Im Theater sind die Lichter ausgegangen. Die beiden jungen Frauen verlassen den Ort durch den Künstlereingang. Celina steigt auf ihr Motorrad – «ich fahre liebend gern, so fühle ich mich frei!» Und Thalya begibt sich in die Musikschule, um für die kommenden Konzerte zu proben – «kommt doch vorbei!» Alle sind sich einig: Sie hat eine wunderschöne Stimme.


Infos zur Studie «Jugendhilfeverläufe: Aus Erfahrungen lernen» (JAEL)

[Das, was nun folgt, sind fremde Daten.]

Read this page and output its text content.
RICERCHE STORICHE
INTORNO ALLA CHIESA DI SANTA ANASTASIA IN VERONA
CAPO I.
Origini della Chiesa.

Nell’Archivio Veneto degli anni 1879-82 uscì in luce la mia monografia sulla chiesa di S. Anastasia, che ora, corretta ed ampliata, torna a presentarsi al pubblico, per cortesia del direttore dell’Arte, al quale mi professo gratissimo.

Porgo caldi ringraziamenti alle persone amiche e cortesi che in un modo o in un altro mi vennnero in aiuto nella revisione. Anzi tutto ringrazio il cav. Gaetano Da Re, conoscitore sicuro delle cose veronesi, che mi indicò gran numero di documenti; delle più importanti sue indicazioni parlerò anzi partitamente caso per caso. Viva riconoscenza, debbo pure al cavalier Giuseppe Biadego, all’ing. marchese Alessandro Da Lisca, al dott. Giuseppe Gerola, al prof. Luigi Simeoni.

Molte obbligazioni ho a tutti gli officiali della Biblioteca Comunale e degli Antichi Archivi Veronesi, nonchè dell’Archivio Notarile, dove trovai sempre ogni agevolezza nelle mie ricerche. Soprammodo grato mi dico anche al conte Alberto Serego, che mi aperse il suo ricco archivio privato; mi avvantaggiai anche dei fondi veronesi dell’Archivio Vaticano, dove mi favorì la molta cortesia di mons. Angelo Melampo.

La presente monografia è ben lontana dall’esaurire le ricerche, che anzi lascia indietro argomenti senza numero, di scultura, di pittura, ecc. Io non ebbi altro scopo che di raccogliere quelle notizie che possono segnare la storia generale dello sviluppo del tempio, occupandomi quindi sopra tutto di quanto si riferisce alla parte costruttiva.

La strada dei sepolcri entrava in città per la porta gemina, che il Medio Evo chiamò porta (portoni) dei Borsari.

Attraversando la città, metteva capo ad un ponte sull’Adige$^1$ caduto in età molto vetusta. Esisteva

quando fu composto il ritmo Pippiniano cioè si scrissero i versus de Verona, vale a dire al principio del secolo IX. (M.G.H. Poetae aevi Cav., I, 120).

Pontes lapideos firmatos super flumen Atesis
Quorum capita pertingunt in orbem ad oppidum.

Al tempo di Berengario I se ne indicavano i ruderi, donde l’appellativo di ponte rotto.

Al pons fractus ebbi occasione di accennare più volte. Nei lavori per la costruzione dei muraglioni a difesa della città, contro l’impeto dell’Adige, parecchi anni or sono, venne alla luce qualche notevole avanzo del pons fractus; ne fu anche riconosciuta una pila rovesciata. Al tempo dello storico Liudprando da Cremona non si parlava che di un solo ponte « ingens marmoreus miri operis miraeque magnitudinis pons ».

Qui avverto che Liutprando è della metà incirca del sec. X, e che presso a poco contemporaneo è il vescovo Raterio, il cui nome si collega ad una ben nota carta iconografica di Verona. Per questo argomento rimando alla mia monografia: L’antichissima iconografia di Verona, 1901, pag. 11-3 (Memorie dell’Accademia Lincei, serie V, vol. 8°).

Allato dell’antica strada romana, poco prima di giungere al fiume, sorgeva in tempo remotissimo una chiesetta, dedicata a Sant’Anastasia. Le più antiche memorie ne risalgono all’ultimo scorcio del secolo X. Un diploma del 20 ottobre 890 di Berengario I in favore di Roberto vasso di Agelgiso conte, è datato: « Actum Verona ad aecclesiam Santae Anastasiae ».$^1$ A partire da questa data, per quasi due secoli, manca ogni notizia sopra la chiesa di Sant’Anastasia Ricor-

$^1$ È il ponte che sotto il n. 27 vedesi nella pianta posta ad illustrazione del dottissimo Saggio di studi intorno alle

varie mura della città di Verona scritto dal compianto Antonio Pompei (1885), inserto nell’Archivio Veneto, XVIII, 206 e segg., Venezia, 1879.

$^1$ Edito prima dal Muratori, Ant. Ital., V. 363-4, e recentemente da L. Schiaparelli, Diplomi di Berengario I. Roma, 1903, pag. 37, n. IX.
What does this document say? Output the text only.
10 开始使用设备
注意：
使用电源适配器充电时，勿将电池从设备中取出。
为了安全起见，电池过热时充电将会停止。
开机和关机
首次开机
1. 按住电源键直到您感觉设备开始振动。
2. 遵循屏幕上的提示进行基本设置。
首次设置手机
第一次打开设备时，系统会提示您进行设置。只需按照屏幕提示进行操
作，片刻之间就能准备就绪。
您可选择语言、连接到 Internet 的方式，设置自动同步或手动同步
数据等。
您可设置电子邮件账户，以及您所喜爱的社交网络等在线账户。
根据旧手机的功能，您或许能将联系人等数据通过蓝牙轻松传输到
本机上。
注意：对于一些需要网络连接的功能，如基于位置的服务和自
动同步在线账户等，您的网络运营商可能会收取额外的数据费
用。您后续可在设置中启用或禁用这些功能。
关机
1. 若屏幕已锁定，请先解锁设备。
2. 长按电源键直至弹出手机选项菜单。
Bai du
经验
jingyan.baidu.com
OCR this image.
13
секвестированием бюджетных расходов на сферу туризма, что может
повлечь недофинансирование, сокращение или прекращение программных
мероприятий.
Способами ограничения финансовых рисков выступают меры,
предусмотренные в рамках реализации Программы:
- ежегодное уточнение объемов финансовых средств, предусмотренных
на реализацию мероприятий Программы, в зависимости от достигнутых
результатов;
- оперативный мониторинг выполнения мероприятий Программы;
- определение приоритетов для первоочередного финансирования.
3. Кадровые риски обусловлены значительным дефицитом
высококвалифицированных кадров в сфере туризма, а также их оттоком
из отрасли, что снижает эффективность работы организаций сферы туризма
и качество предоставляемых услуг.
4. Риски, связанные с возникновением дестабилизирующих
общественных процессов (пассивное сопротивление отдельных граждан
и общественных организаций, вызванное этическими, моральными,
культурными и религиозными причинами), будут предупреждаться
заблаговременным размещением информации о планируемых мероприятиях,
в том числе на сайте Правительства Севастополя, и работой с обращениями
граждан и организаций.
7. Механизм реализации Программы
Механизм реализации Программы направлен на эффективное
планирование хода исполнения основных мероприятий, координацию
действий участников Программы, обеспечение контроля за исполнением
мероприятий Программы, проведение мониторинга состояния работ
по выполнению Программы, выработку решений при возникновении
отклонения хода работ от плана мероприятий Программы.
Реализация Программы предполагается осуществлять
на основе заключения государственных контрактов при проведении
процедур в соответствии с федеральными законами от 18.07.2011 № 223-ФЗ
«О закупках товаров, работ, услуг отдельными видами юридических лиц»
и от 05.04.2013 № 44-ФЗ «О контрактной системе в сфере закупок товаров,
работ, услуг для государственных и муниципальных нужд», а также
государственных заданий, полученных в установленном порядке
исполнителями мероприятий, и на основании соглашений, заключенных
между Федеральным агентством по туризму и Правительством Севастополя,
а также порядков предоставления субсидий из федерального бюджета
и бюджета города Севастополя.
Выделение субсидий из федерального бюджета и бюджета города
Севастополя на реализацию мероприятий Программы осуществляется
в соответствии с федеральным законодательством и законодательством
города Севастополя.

Hilfe für Careleaverinnen und Careleaver

Das Kompetenzzentrum Leaving Care (KLC): Entstanden im Jahr 2019 etablierte sich das KLC als nationale Drehscheibe zum Thema Leaving Care und leistet schweizweit Sensibilisierungsarbeit. Seit 2023 ist es Teil von YOUVITA, dem Branchenverband der Dienstleister für Kinder und Jugendliche. Der Übergang ins Erwachsenenleben ist für Careleaverinnen strukturell erschwert. So endet die ausserfamiliäre Unterbringung in vielen Kantonen bereits mit der Volljährigkeit oder mit dem Abschluss der Ausbildung. Das KLC fördert über verschiedene Aktivitäten, dass Carelaeverinnen und Careleaver bedarfsorientierte und niederschwellige Unterstützung sowie Chancen- und Rechtsgleichheit im Übergang in die Eigenständigkeit erhalten.
leaving-care.ch

Der Verein Careleaver Schweiz: Entstanden im Sommer 2021 ist der Verein eine schweizweite Dachorganisation, mit der Careleaverinnen und Careleaver in der ganzen Schweiz erreicht werden sollen. Die Unterstützung erfolgt etwa durch die Vertretung von Anliegen gegenüber von Behörden und Gremien sowie den einfachen Zugang zu Informationen.